Required dataset formatting

For features to be detected as the summarized categorical variable type (shown in the Var Type column on the Data tab), the column in your dataset must be a valid JSON-formatted dictionary:

"Key1": Value1, "Key2": Value2, "Key3": Value3, ...

  • "Key": must be a string.
  • Value must be numeric (an integer or floating point value) and greater than 0.
  • Each key requires a corresponding value. If there is no value for a given key, the data will not be usable.
  • The column must be JSON-serializable.

The following is an example of a valid summarized categorical column:

{“Book1”: 100, “Book2”: 13}

An invalid summarized categorical column can look like any of the following examples:

  • {‘Book1’: 100, ‘Book2’: 12}

    • The key is not in quotation marks (not JSON-serializable).
  • {‘Book1’: ‘rate’,‘Book2’: ‘rate1’}

    • These values are strings instead of positive numeric values.
  • {“Book1”, “Book2”}

    • This example is not in JSON dictionary format.

Average target values

After EDA2, DataRobot displays orange circles as graph overlays on the Histogram and Frequent Values charts.

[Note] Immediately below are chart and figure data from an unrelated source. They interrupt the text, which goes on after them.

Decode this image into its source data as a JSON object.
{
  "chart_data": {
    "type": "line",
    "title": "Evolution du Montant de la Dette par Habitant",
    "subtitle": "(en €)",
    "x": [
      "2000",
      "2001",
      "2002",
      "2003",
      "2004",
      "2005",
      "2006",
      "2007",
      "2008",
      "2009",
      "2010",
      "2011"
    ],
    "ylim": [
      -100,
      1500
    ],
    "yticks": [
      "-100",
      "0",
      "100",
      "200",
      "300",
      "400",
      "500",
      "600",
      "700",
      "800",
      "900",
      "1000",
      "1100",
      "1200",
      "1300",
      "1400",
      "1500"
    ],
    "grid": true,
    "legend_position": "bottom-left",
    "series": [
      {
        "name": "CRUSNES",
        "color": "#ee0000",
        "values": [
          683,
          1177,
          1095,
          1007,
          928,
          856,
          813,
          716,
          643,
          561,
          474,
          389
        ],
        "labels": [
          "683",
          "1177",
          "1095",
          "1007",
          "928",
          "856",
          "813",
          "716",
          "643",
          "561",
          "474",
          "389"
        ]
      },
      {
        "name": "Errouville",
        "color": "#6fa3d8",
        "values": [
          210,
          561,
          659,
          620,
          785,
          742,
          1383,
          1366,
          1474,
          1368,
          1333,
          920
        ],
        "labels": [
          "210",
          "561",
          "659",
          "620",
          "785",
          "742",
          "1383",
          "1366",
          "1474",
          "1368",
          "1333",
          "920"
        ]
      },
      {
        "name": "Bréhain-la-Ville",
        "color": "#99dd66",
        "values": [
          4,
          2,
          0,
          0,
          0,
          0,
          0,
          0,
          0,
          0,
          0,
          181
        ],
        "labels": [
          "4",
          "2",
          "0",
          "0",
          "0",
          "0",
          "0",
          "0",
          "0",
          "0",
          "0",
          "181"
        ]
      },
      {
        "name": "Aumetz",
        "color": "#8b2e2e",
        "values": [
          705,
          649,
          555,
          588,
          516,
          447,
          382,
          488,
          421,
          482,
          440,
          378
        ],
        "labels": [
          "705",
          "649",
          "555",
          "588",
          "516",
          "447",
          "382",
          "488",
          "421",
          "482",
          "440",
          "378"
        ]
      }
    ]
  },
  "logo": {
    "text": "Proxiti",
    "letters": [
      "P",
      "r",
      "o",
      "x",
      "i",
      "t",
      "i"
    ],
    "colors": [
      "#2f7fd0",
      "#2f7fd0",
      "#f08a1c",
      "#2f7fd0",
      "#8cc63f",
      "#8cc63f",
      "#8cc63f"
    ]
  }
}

The circles indicate the average target value for a bin. (These circles are connected for numeric features and not for categorical, since the ordering of categorical variables is arbitrary and histograms display a continuous range of values.)

For example, consider the feature num_lab_procedures:

In this example, there are 846 people who had between 44-49.999999 lab procedures. The average target value represented by the circle (in this case, the percent readmitted) is 37.23%. (The orange dots correspond to the right axis of the histogram.)

How Exposure changes output

If you used the Exposure parameter when building models for the experiment, the Histogram and Frequent values tabs display the graphs adjusted to exposure. In this case,:

  • The number of rows in each bin.
  • The sum of exposure in each bin. That is, the sum of the weights for all rows weighted by exposure.
  • The sum of target value divided by the sum of the exposure in a bin.

How Weight changes output

If you set the Weight parameter for an experiment, DataRobot weights the number of rows and average target values by weight.